Pietro Curzio legge la sua ultima relazione sull’anno giudiziario: andrà in pensione ai primi di marzo. Alle sue spalle siede la presidente aggiunta, Margherita Cassano, che tra pochi giorni potrebbe diventare – lo deciderà proprio il nuovo Csm – la prima presidente donna al vertice della Cassazione. Il quadro che presenta Curzio è di «lento ma progressivo miglioramento». C’è un contenuto calo del «contenzioso» (il carico delle cause) sia nel civile che nel penale, mentre il tempo di durata dei processi che secondo gli impegni del Pnrr dovrà diminuire del 40% nel civile e del 25% nel penale entro il 2026 si è ridotto ancora troppo poco (risultato migliore nelle corti di appello penali, dove il calo della durata è stato del 14,7%).
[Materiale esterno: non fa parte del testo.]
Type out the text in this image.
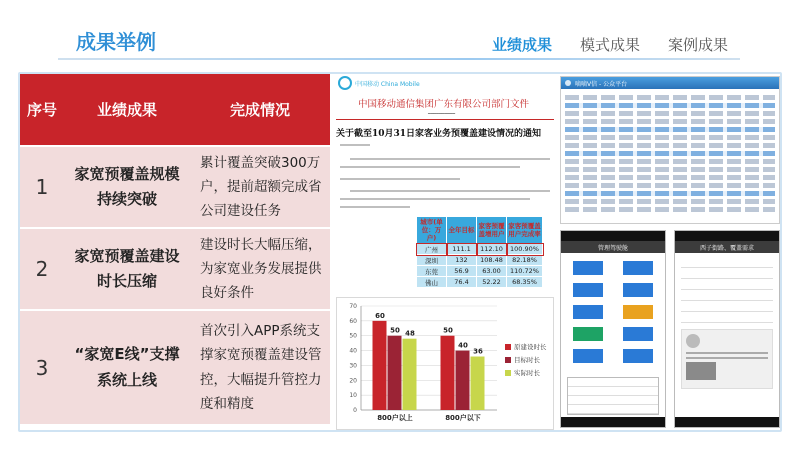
成果举例	业绩成果 模式成果 案例成果
序号	业绩成果	完成情况
1	家宽预覆盖规模持续突破	累计覆盖突破300万户，提前超额完成省公司建设任务
2	家宽预覆盖建设时长压缩	建设时长大幅压缩，为家宽业务发展提供良好条件
3	“家宽E线”支撑系统上线	首次引入APP系统支撑家宽预覆盖建设管控，大幅提升管控力度和精度
中国移动 China Mobile
中国移动通信集团广东有限公司部门文件
━━━━━━━━━━
关于截至10月31日家客业务预覆盖建设情况的通知
城市(单位：万户)	全年目标	家客预覆盖增用户	家客预覆盖用户完成率
广州	111.1	112.10	100.90%
深圳	132	108.48	82.18%
东莞	56.9	63.00	110.72%
佛山	76.4	52.22	68.35%
0
10
20
30
40
50
60
70
60
50 48
800户以上
50
40
36
800户以下
原建设时长
目标时长
实际时长
嘀嘀V信 - 公众平台
管理驾驶舱	西子街路、覆盖需求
La Cassazione può vantarsi di traguardi più alti. Nel penale, sostiene il primo presidente, è già stato raggiunto l’obiettivo di riduzione dei tempi fissato per il 2026, nel civile si raggiungerà senz’altro e potrà essere superato. Quanto ai reati, sempre molto bassi gli omicidi: trent’anni fa erano quasi duemila l’anno, nell’anno passato appena 310. I reati violenti che preoccupano, secondo Curzio, sono ancora quelli commessi in famiglia o all’interno degli affetti, vittime invariabilmente le donne, e le morti sul lavoro che anche nel 2022 sono state più di mille.
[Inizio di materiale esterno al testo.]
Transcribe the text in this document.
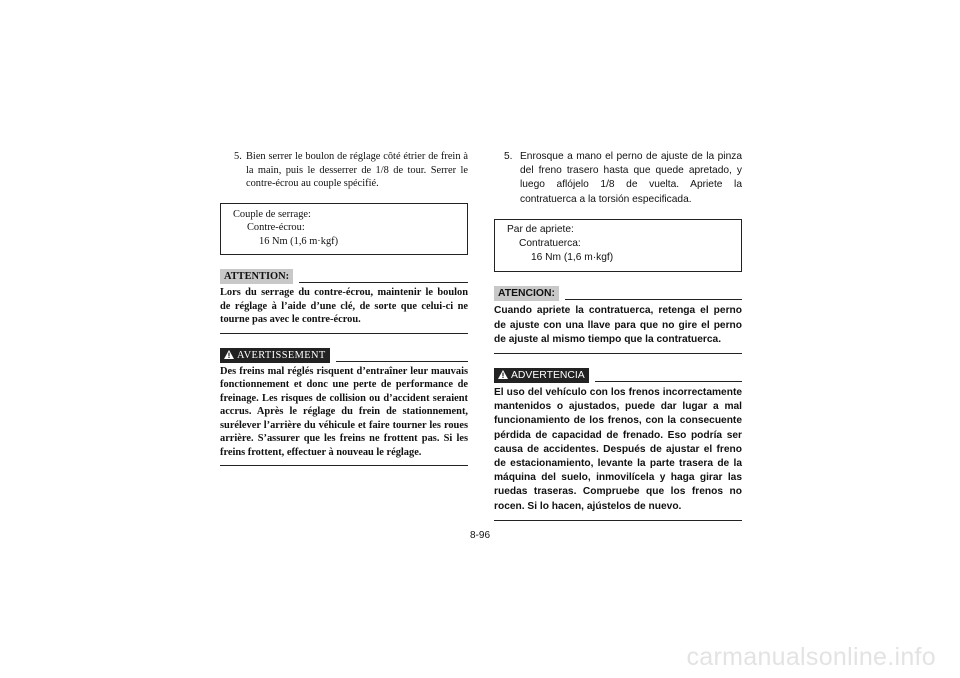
5. Bien serrer le boulon de réglage côté étrier de frein à la main, puis le desserrer de 1/8 de tour. Serrer le contre-écrou au couple spécifié.
Couple de serrage:
Contre-écrou:
16 Nm (1,6 m·kgf)
ATTENTION:
Lors du serrage du contre-écrou, maintenir le boulon de réglage à l’aide d’une clé, de sorte que celui-ci ne tourne pas avec le contre-écrou.
AVERTISSEMENT
Des freins mal réglés risquent d’entraîner leur mauvais fonctionnement et donc une perte de performance de freinage. Les risques de collision ou d’accident seraient accrus. Après le réglage du frein de stationnement, surélever l’arrière du véhicule et faire tourner les roues arrière. S’assurer que les freins ne frottent pas. Si les freins frottent, effectuer à nouveau le réglage.
5. Enrosque a mano el perno de ajuste de la pinza del freno trasero hasta que quede apretado, y luego aflójelo 1/8 de vuelta. Apriete la contratuerca a la torsión especificada.
Par de apriete:
Contratuerca:
16 Nm (1,6 m·kgf)
ATENCION:
Cuando apriete la contratuerca, retenga el perno de ajuste con una llave para que no gire el perno de ajuste al mismo tiempo que la contratuerca.
ADVERTENCIA
El uso del vehículo con los frenos incorrectamente mantenidos o ajustados, puede dar lugar a mal funcionamiento de los frenos, con la consecuente pérdida de capacidad de frenado. Eso podría ser causa de accidentes. Después de ajustar el freno de estacionamiento, levante la parte trasera de la máquina del suelo, inmovilícela y haga girar las ruedas traseras. Compruebe que los frenos no rocen. Si lo hacen, ajústelos de nuevo.
8-96
carmanualsonline.info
Agli ospiti, e soprattutto al ministro che ha il compito costituzionale di garantire «organizzazione e funzionamento» del servizio giustizia, la relazione ricorda i buchi nelle piante organiche degli uffici giudiziari. I posti scoperti nelle cancellerie sono persino in aumento, mentre gli assunti per l’ufficio del processo sono tutti a tempo. Soprattutto, in Italia mancano quasi 1.500 magistrati. Oggi sono meno di 12 ogni 100mila abitanti laddove in Germania sono 25. È a questo che bisognerebbe pensare prima di lanciarsi in nuove modifiche dei codici, è il senso molto chiaro del discorso di Curzio. Anche perché siamo appena in un momento di applicazione di una riforma (Cartabia) «come sempre la fase più critica e delicata». Non solo, stavolta «il programma originariamente fissato dal legislatore è stato da ultimo modificato, il che crea un motivo aggiuntivo di criticità perché disarticola la programmazione dei nostri uffici», scrive il presidente nella relazione, criticando le prime scelte di via Arenula. Ma questo passaggio decide di non leggerlo. È stata in fondo una giornata tranquilla.